AGENT 407, better known as Olivia Forsyth, has told about her astonishing life as an apartheid spy in a book that was launched at the Cape Town Press Club on Thursday.
“This is my chance to tell the story… why should I not be heard?,” she asked those attending the launch.
She believed that she must have made an impression as a spy because, 30 years later, people still remembered what she had done and that was perhaps the deciding factor of why she was telling her story.
“After I finished studying, I wanted a job that would give me the opportunity to travel. Thus, I applied for a job at the then department of foreign affairs.”
Soon afterwards someone approached her and gave her “a piece of paper with a name and phone number”.
“After phoning that number, my life changed. I was deployed to Rhodes University where I was spying for the national forces.”
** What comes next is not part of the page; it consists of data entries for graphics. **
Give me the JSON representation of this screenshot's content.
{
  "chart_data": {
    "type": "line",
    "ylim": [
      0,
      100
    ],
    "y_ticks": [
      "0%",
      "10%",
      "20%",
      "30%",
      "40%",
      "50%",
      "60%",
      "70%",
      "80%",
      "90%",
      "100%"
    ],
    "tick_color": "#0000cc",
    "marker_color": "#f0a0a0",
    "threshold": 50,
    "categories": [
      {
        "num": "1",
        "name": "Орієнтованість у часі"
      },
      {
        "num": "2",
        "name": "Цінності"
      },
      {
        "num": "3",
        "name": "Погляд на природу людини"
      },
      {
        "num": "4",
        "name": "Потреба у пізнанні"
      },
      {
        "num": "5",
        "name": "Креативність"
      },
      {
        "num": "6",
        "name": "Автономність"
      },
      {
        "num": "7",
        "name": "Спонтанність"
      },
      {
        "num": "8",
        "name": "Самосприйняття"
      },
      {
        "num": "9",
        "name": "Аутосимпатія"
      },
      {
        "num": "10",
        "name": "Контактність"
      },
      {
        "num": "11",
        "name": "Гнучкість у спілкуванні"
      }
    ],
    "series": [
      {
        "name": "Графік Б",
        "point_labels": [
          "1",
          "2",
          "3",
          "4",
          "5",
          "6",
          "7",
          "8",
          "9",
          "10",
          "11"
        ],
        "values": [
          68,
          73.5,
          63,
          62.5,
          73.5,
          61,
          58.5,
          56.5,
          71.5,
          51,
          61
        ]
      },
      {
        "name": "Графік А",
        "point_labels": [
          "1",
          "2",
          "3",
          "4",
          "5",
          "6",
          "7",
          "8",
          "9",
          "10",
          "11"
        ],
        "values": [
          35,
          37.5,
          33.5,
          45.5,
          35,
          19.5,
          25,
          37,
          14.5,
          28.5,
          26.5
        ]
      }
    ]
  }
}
She denied that people were killed because of information she had passed on to the police. However, she admitted that she had not known what the information was used for.
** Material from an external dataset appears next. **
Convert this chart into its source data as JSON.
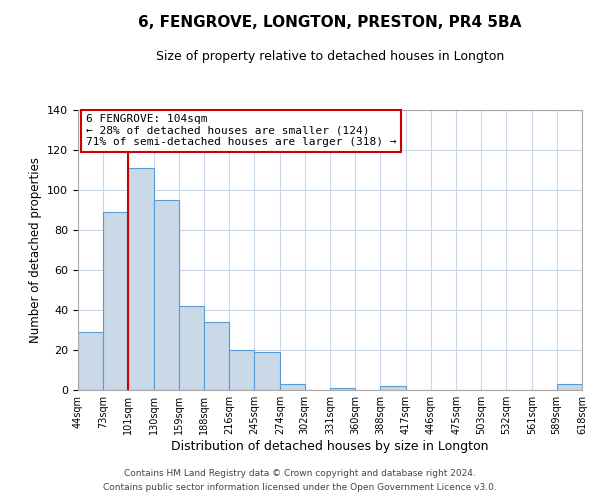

“Police didn’t care about student meetings. They merely wanted to know why students were joining the ANC and the SACP.”
Forsyth said she went to Zimbabwe with the intention of joining the ANC to become a double agent for the liberation movement. “After working for the enemy, I thought I could make a significant contribution to the Struggle, which is why I wanted to join the ANC. It never made any sense why the ANC rejected my plan.”
When asked why she had not sought amnesty from the Truth and Reconciliation Commission, she said had lost her daughter during that period, and could not “think of anything else”.
Forsyth now lives in Italy with her British husband.